It was never planned. On Sunday, February 24, I was packed for six days of biking and camping around Tucson, Arizona. Bags were meticulously stuffed to handle dry daytime heat and cooler overnight temperatures. My bike was tuned up and dialed for a few hundred miles of hot pavement and gravel. Even my snacks were packs. My fucking snacks. I was ready to go.
But there was a problem. A blizzard struck southern Minnesota and closed interstate 35. Maybe “closed” isn’t a strong enough word in that case. Some snowdrifts neared 25 feet in height. Enough motorists were stranded that the National Guard was called. Then the National Guard got one of their tanks stuck in the snow. If a tank gets stuck in the snow, there’s not much chance of a Subaru Impreza making it very far.

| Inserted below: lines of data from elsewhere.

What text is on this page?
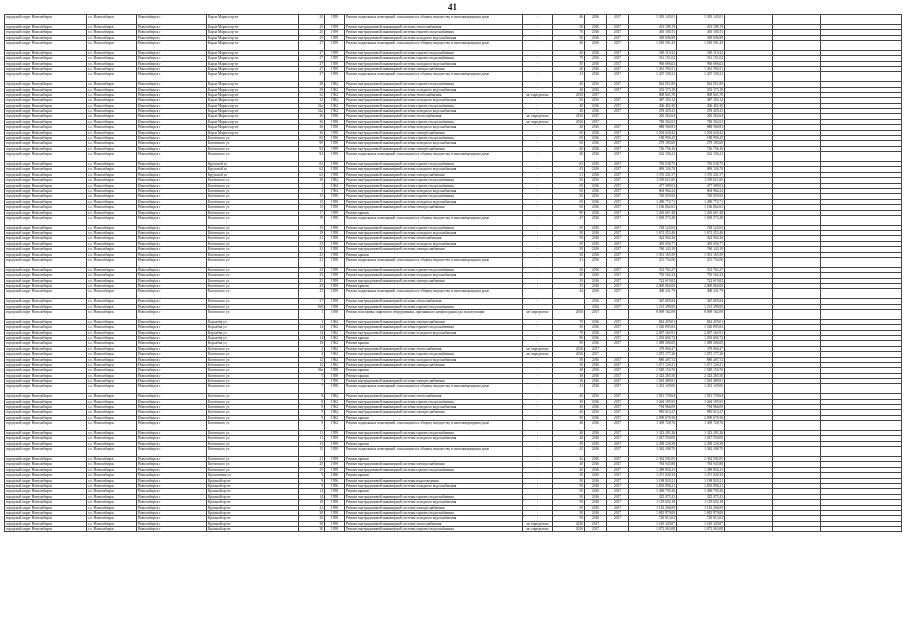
41
городской округ Новосибирск	г.о. Новосибирск	Новосибирск г	Карла Маркса пр-кт	22	1959	Ремонт подвальных помещений, относящихся к общему имуществу в многоквартирном доме	-	46	2016	2017	1 305 145,01	1 305 145,01			
городской округ Новосибирск	г.о. Новосибирск	Новосибирск г	Карла Маркса пр-кт	25	1959	Ремонт внутридомовой инженерной системы теплоснабжения	-	50	2016	2017	201 198,19	201 198,19			
городской округ Новосибирск	г.о. Новосибирск	Новосибирск г	Карла Маркса пр-кт	25	1959	Ремонт внутридомовой инженерной системы горячего водоснабжения	-	70	2016	2017	465 105,55	465 105,55			
городской округ Новосибирск	г.о. Новосибирск	Новосибирск г	Карла Маркса пр-кт	25	1959	Ремонт внутридомовой инженерной системы холодного водоснабжения	-	50	2016	2017	369 696,88	369 696,88			
городской округ Новосибирск	г.о. Новосибирск	Новосибирск г	Карла Маркса пр-кт	27	1959	Ремонт подвальных помещений, относящихся к общему имуществу в многоквартирном доме	-	46	2016	2017	1 029 591,41	1 029 591,41			
городской округ Новосибирск	г.о. Новосибирск	Новосибирск г	Карла Маркса пр-кт	27	1959	Ремонт внутридомовой инженерной системы горячего водоснабжения	-	40	2016	2017	265 110,32	265 110,32			
городской округ Новосибирск	г.о. Новосибирск	Новосибирск г	Карла Маркса пр-кт	27	1959	Ремонт внутридомовой инженерной системы горячего водоснабжения	-	70	2016	2017	351 151,02	351 151,02			
городской округ Новосибирск	г.о. Новосибирск	Новосибирск г	Карла Маркса пр-кт	27	1959	Ремонт внутридомовой инженерной системы холодного водоснабжения	-	50	2016	2017	960 696,02	960 696,02			
городской округ Новосибирск	г.о. Новосибирск	Новосибирск г	Карла Маркса пр-кт	27	1959	Ремонт внутридомовой инженерной системы электроснабжения	-	40	2016	2017	1 461 594,51	1 461 594,51			
городской округ Новосибирск	г.о. Новосибирск	Новосибирск г	Карла Маркса пр-кт	27	1959	Ремонт подвальных помещений, относящихся к общему имуществу в многоквартирном доме	-	41	2016	2017	1 267 158,21	1 267 158,21			
городской округ Новосибирск	г.о. Новосибирск	Новосибирск г	Карла Маркса пр-кт	28	1962	Ремонт внутридомовой инженерной системы горячего водоснабжения	-	40	2016	2017	944 951,89	944 951,89			
городской округ Новосибирск	г.о. Новосибирск	Новосибирск г	Карла Маркса пр-кт	29	1962	Ремонт внутридомовой инженерной системы холодного водоснабжения	-	40	2016	2017	352 175,18	352 175,18			
городской округ Новосибирск	г.о. Новосибирск	Новосибирск г	Карла Маркса пр-кт	32	1962	Ремонт внутридомовой инженерной системы теплоснабжения	не определено	2016	2017		808 665,78	808 665,78			
городской округ Новосибирск	г.о. Новосибирск	Новосибирск г	Карла Маркса пр-кт	32	1962	Ремонт внутридомовой инженерной системы холодного водоснабжения	-	50	2016	2017	487 165,12	487 165,12			
городской округ Новосибирск	г.о. Новосибирск	Новосибирск г	Карла Маркса пр-кт	32а	1962	Ремонт внутридомовой инженерной системы горячего водоснабжения	-	40	2016	2017	406 465,30	406 465,30			
городской округ Новосибирск	г.о. Новосибирск	Новосибирск г	Карла Маркса пр-кт	32а	1962	Ремонт внутридомовой инженерной системы холодного водоснабжения	-	40	2016	2017	259 459,41	259 459,41			
городской округ Новосибирск	г.о. Новосибирск	Новосибирск г	Карла Маркса пр-кт	36	1958	Ремонт внутридомовой инженерной системы теплоснабжения	не определено	2016	2017		265 362,64	265 362,64			
городской округ Новосибирск	г.о. Новосибирск	Новосибирск г	Карла Маркса пр-кт	36	1958	Ремонт внутридомовой инженерной системы горячего водоснабжения	не определено	2016	2017		780 362,03	780 362,03			
городской округ Новосибирск	г.о. Новосибирск	Новосибирск г	Карла Маркса пр-кт	36	1958	Ремонт внутридомовой инженерной системы холодного водоснабжения	-	30	2016	2017	888 968,81	888 968,81			
городской округ Новосибирск	г.о. Новосибирск	Новосибирск г	Карла Маркса пр-кт	36	1958	Ремонт внутридомовой инженерной системы электроснабжения	-	50	2016	2017	1 504 620,42	1 504 620,42			
городской округ Новосибирск	г.о. Новосибирск	Новосибирск г	Котовского ул	83	1956	Ремонт внутридомовой инженерной системы горячего водоснабжения	-	50	2016	2017	189 996,25	189 996,25			
городской округ Новосибирск	г.о. Новосибирск	Новосибирск г	Котовского ул	90	1959	Ремонт внутридомовой инженерной системы холодного водоснабжения	-	50	2016	2017	279 185,60	279 185,60			
городской округ Новосибирск	г.о. Новосибирск	Новосибирск г	Котовского ул	92	1959	Ремонт внутридомовой инженерной системы электроснабжения	-	40	2016	2017	736 756,16	736 756,16			
городской округ Новосибирск	г.о. Новосибирск	Новосибирск г	Котовского ул	92	1959	Ремонт подвальных помещений, относящихся к общему имуществу в многоквартирном доме	-	40	2016	2017	222 156,21	222 156,21			
городской округ Новосибирск	г.о. Новосибирск	Новосибирск г	Крупской ул	62	1958	Ремонт внутридомовой инженерной системы горячего водоснабжения	-	63	2016	2017	765 538,75	765 538,75			
городской округ Новосибирск	г.о. Новосибирск	Новосибирск г	Крупской ул	62	1958	Ремонт внутридомовой инженерной системы холодного водоснабжения	-	43	2016	2017	869 126,78	869 126,78			
городской округ Новосибирск	г.о. Новосибирск	Новосибирск г	Крупской ул	62	1958	Ремонт внутридомовой инженерной системы электроснабжения	-	51	2016	2017	1 376 241,57	1 376 241,57			
городской округ Новосибирск	г.о. Новосибирск	Новосибирск г	Котовского ул	30	1962	Ремонт внутридомовой инженерной системы горячего водоснабжения	-	50	2016	2017	1 359 611,00	1 359 611,00			
городской округ Новосибирск	г.о. Новосибирск	Новосибирск г	Котовского ул	1	1964	Ремонт внутридомовой инженерной системы горячего водоснабжения	-	50	2016	2017	477 589,03	477 589,03			
городской округ Новосибирск	г.о. Новосибирск	Новосибирск г	Котовского ул	1	1964	Ремонт внутридомовой инженерной системы холодного водоснабжения	-	50	2016	2017	804 964,24	804 964,24			
городской округ Новосибирск	г.о. Новосибирск	Новосибирск г	Котовского ул	15	1959	Ремонт внутридомовой инженерной системы горячего водоснабжения	-	50	2016	2017	740 050,92	740 050,92			
городской округ Новосибирск	г.о. Новосибирск	Новосибирск г	Котовского ул	15	1959	Ремонт внутридомовой инженерной системы холодного водоснабжения	-	50	2016	2017	1 490 772,71	1 490 772,71			
городской округ Новосибирск	г.о. Новосибирск	Новосибирск г	Котовского ул	15	1959	Ремонт внутридомовой инженерной системы электроснабжения	-	50	2016	2017	1 166 062,02	1 166 062,02			
городской округ Новосибирск	г.о. Новосибирск	Новосибирск г	Котовского ул	17	1959	Ремонт крыши	-	90	2016	2017	1 263 667,48	1 263 667,48			
городской округ Новосибирск	г.о. Новосибирск	Новосибирск г	Котовского ул	19	1958	Ремонт подвальных помещений, относящихся к общему имуществу в многоквартирном доме	-	47	2016	2017	1 029 573,28	1 029 573,28			
городской округ Новосибирск	г.о. Новосибирск	Новосибирск г	Котовского ул	19	1958	Ремонт внутридомовой инженерной системы горячего водоснабжения	-	50	2016	2017	728 122,65	728 122,65			
городской округ Новосибирск	г.о. Новосибирск	Новосибирск г	Котовского ул	19	1958	Ремонт внутридомовой инженерной системы холодного водоснабжения	-	50	2016	2017	1 672 253,46	1 672 253,46			
городской округ Новосибирск	г.о. Новосибирск	Новосибирск г	Котовского ул	21	1958	Ремонт внутридомовой инженерной системы теплоснабжения	-	50	2016	2017	362 902,26	362 902,26			
городской округ Новосибирск	г.о. Новосибирск	Новосибирск г	Котовского ул	21	1958	Ремонт внутридомовой инженерной системы холодного водоснабжения	-	50	2016	2017	493 694,77	493 694,77			
городской округ Новосибирск	г.о. Новосибирск	Новосибирск г	Котовского ул	21	1958	Ремонт внутридомовой инженерной системы электроснабжения	-	50	2016	2017	760 143,18	760 143,18			
городской округ Новосибирск	г.о. Новосибирск	Новосибирск г	Котовского ул	25	1958	Ремонт крыши	-	50	2016	2017	1 561 165,59	1 561 165,59			
городской округ Новосибирск	г.о. Новосибирск	Новосибирск г	Котовского ул	21	1958	Ремонт подвальных помещений, относящихся к общему имуществу в многоквартирном доме	-	41	2016	2017	251 732,00	251 732,00			
городской округ Новосибирск	г.о. Новосибирск	Новосибирск г	Котовского ул	23	1959	Ремонт внутридомовой инженерной системы горячего водоснабжения	-	30	2016	2017	312 763,27	312 763,27			
городской округ Новосибирск	г.о. Новосибирск	Новосибирск г	Котовского ул	23	1959	Ремонт внутридомовой инженерной системы холодного водоснабжения	-	30	2016	2017	792 162,32	792 162,32			
городской округ Новосибирск	г.о. Новосибирск	Новосибирск г	Котовского ул	25	1959	Ремонт внутридомовой инженерной системы электроснабжения	-	35	2016	2017	722 619,02	722 619,02			
городской округ Новосибирск	г.о. Новосибирск	Новосибирск г	Котовского ул	25	1959	Ремонт крыши	-	35	2016	2017	2 000 064,00	2 000 064,00			
городской округ Новосибирск	г.о. Новосибирск	Новосибирск г	Котовского ул	25	1959	Ремонт подвальных помещений, относящихся к общему имуществу в многоквартирном доме	-	44	2016	2017	408 341,79	408 341,79			
городской округ Новосибирск	г.о. Новосибирск	Новосибирск г	Котовского ул	27	1958	Ремонт внутридомовой инженерной системы теплоснабжения	-		2016	2017	367 605,84	367 605,84			
городской округ Новосибирск	г.о. Новосибирск	Новосибирск г	Котовского ул	160	1958	Ремонт внутридомовой инженерной системы горячего водоснабжения	-		2016	2017	1 213 299,00	1 213 299,00			
городской округ Новосибирск	г.о. Новосибирск	Новосибирск г	Котовского ул	1	1958	Ремонт или замена лифтового оборудования, признанного непригодным для эксплуатации	не определено	2016	2017		8 009 162,09	8 009 162,09			
городской округ Новосибирск	г.о. Новосибирск	Новосибирск г	Королёва ул	1	1964	Ремонт внутридомовой инженерной системы электроснабжения	-	70	2016	2017	844 459,01	844 459,01			
городской округ Новосибирск	г.о. Новосибирск	Новосибирск г	Королёва ул	14	1962	Ремонт внутридомовой инженерной системы горячего водоснабжения	-	50	2016	2017	1 526 895,02	1 526 895,02			
городской округ Новосибирск	г.о. Новосибирск	Новосибирск г	Королёва ул	14	1962	Ремонт внутридомовой инженерной системы холодного водоснабжения	-	70	2016	2017	2 007 164,91	2 007 164,91			
городской округ Новосибирск	г.о. Новосибирск	Новосибирск г	Королёва ул	14	1962	Ремонт крыши	-	90	2016	2017	1 292 694,74	1 292 694,74			
городской округ Новосибирск	г.о. Новосибирск	Новосибирск г	Королёва ул	16	1962	Ремонт крыши	-	90	2016	2017	1 089 200,00	1 089 200,00			
городской округ Новосибирск	г.о. Новосибирск	Новосибирск г	Котовского ул	4	1962	Ремонт внутридомовой инженерной системы теплоснабжения	не определено	2016	2017		279 004,27	279 004,27			
городской округ Новосибирск	г.о. Новосибирск	Новосибирск г	Котовского ул	4	1962	Ремонт внутридомовой инженерной системы горячего водоснабжения	не определено	2016	2017		1 075 177,26	1 075 177,26			
городской округ Новосибирск	г.о. Новосибирск	Новосибирск г	Котовского ул	12	1962	Ремонт внутридомовой инженерной системы холодного водоснабжения	-	50	2016	2017	880 407,72	880 407,72			
городской округ Новосибирск	г.о. Новосибирск	Новосибирск г	Котовского ул	12	1962	Ремонт внутридомовой инженерной системы электроснабжения	-	50	2016	2017	1 071 126,21	1 071 126,21			
городской округ Новосибирск	г.о. Новосибирск	Новосибирск г	Котовского ул	36а	1958	Ремонт крыши	-	48	2016	2017	1 929 154,70	1 929 154,70			
городской округ Новосибирск	г.о. Новосибирск	Новосибирск г	Котовского ул	5	1958	Ремонт крыши	-	48	2016	2017	2 323 265,50	2 323 265,50			
городской округ Новосибирск	г.о. Новосибирск	Новосибирск г	Котовского ул	7	1958	Ремонт внутридомовой инженерной системы электроснабжения	-	30	2016	2017	1 563 489,81	1 563 489,81			
городской округ Новосибирск	г.о. Новосибирск	Новосибирск г	Котовского ул	7	1958	Ремонт подвальных помещений, относящихся к общему имуществу в многоквартирном доме	-	41	2016	2017	1 201 129,00	1 201 129,00			
городской округ Новосибирск	г.о. Новосибирск	Новосибирск г	Котовского ул	8	1962	Ремонт внутридомовой инженерной системы теплоснабжения	-	40	2016	2017	1 921 739,64	1 921 739,64			
городской округ Новосибирск	г.о. Новосибирск	Новосибирск г	Котовского ул	8	1962	Ремонт внутридомовой инженерной системы горячего водоснабжения	-	30	2016	2017	1 264 193,93	1 264 193,93			
городской округ Новосибирск	г.о. Новосибирск	Новосибирск г	Котовского ул	9	1962	Ремонт внутридомовой инженерной системы холодного водоснабжения	-	40	2016	2017	794 966,09	794 966,09			
городской округ Новосибирск	г.о. Новосибирск	Новосибирск г	Котовского ул	9	1962	Ремонт внутридомовой инженерной системы электроснабжения	-	40	2016	2017	985 613,27	985 613,27			
городской округ Новосибирск	г.о. Новосибирск	Новосибирск г	Котовского ул	9	1962	Ремонт крыши	-	50	2016	2017	2 990 679,36	2 990 679,36			
городской округ Новосибирск	г.о. Новосибирск	Новосибирск г	Котовского ул	9	1962	Ремонт подвальных помещений, относящихся к общему имуществу в многоквартирном доме	-	40	2016	2017	1 309 728,76	1 309 728,76			
городской округ Новосибирск	г.о. Новосибирск	Новосибирск г	Котовского ул	11	1959	Ремонт внутридомовой инженерной системы горячего водоснабжения	-	40	2016	2017	1 323 291,36	1 323 291,36			
городской округ Новосибирск	г.о. Новосибирск	Новосибирск г	Котовского ул	11	1959	Ремонт внутридомовой инженерной системы холодного водоснабжения	-	40	2016	2017	1 047 550,00	1 047 550,00			
городской округ Новосибирск	г.о. Новосибирск	Новосибирск г	Котовского ул	13	1959	Ремонт крыши	-	50	2016	2017	2 290 126,38	2 290 126,38			
городской округ Новосибирск	г.о. Новосибирск	Новосибирск г	Котовского ул	13	1959	Ремонт подвальных помещений, относящихся к общему имуществу в многоквартирном доме	-	43	2016	2017	1 362 298,70	1 362 298,70			
городской округ Новосибирск	г.о. Новосибирск	Новосибирск г	Котовского ул	21	1959	Ремонт крыши	-	42	2016	2017	2 363 592,83	2 363 592,83			
городской округ Новосибирск	г.о. Новосибирск	Новосибирск г	Котовского ул	25	1959	Ремонт внутридомовой инженерной системы электроснабжения	-	40	2016	2017	784 945,88	784 945,88			
городской округ Новосибирск	г.о. Новосибирск	Новосибирск г	Котовского ул	25	1959	Ремонт внутридомовой инженерной системы горячего водоснабжения	-	40	2016	2017	1 389 854,21	1 389 854,21			
городской округ Новосибирск	г.о. Новосибирск	Новосибирск г	Кропоткина ул	5	1960	Ремонт крыши	-	30	2016	2017	1 471 029,34	1 471 029,34			
городской округ Новосибирск	г.о. Новосибирск	Новосибирск г	Красный пр-кт	9	1956	Ремонт внутридомовой инженерной системы водоотведения	-	50	2016	2017	1 198 920,21	1 198 920,21			
городской округ Новосибирск	г.о. Новосибирск	Новосибирск г	Красный пр-кт	9	1956	Ремонт внутридомовой инженерной системы холодного водоснабжения	-	50	2016	2017	1 053 096,21	1 053 096,21			
городской округ Новосибирск	г.о. Новосибирск	Новосибирск г	Красный пр-кт	14	1958	Ремонт крыши	-	50	2016	2017	1 469 795,26	1 469 795,26			
городской округ Новосибирск	г.о. Новосибирск	Новосибирск г	Красный пр-кт	14	1958	Ремонт внутридомовой инженерной системы горячего водоснабжения	-	50	2016	2017	325 475,23	325 475,23			
городской округ Новосибирск	г.о. Новосибирск	Новосибирск г	Красный пр-кт	18	1958	Ремонт внутридомовой инженерной системы холодного водоснабжения	-	50	2016	2017	1 119 602,18	1 119 602,18			
городской округ Новосибирск	г.о. Новосибирск	Новосибирск г	Красный пр-кт	22	1958	Ремонт внутридомовой инженерной системы электроснабжения	-	50	2016	2017	1 145 206,09	1 145 206,09			
городской округ Новосибирск	г.о. Новосибирск	Новосибирск г	Красный пр-кт	30	1958	Ремонт внутридомовой инженерной системы горячего водоснабжения	-	50	2016	2017	1 865 979,00	1 865 979,00			
городской округ Новосибирск	г.о. Новосибирск	Новосибирск г	Красный пр-кт	30	1958	Ремонт внутридомовой инженерной системы холодного водоснабжения	-	50	2016	2017	720 913,63	720 913,63			
городской округ Новосибирск	г.о. Новосибирск	Новосибирск г	Красный пр-кт	30	1958	Ремонт внутридомовой инженерной системы теплоснабжения	не определено	2016	2017		1 165 329,07	1 165 329,07			
городской округ Новосибирск	г.о. Новосибирск	Новосибирск г	Красный пр-кт	30	1958	Ремонт внутридомовой инженерной системы горячего водоснабжения	не определено	2016	2017		1 072 063,08	1 072 063,08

Sunday night came and we decided to make the call early Monday morning. See, the drive to Tucson would take two days. We were planning on driving to Amarillo, Texas on Monday and staying at this hotel with a restaurant that has a live video of patrons attempting to eat an 80 oz. steak. I was excited to go. Then we were going to make the drive across New Mexico on Tuesday and arrive at our desert destination that night. By 5am Monday, however, the interstate was still closed. By lunch, there was no change. So Tuesday, we’ll plan on leaving Tuesday morning instead. Just 24 hours behind schedule, no biggie. The next morning brought no change. Roads were still closed and stranded motorists were still living in a gymnasium in Owatona, Minnesota. It wasn’t looking good. By the middle of the day, my travel partner had to make the call. Delaying our trip by this much would cause him to miss his travel window. We couldn’t do it. We had to cancel.
My bags were still sitting on the dining room table, where they took up residence two days prior. My bike was still in race shape, all sparkly and shit on the wall rack. I honestly couldn’t bring myself to unpack everything. Unpacking would admit defeat. There was no chance in the Tucson trip still happening, but I couldn’t unpack.
So later that day, I sent a text to another friend. My shit was packed and I was starting a job in two weeks (or so I thought). If there were ever an opportunity to take a spontaneous trip, it was now. Less than 18 hours later, Andrew and I were sitting in a bar between a bike shop and a fly shop scheming a trip to the San Juan River in New Mexico. We would leave the following afternoon, drive through the night, fish all day Saturday through Monday, then drive back on that following Tuesday. I figured, the past three days were a clusterfuck of planning, why not just extend it through to the following week?
Within 48 hours, we were getting into fish on the river. We’d end up catching around 60 for our three days spent fishing. We visited Great Sand Dunes National Park and Mesa Verde National Park. We enjoyed the best food and beer in Durango, Colorado. We met some seriously kind folks on our travels. Despite the uncertainty of that week, I wouldn’t have it any other way.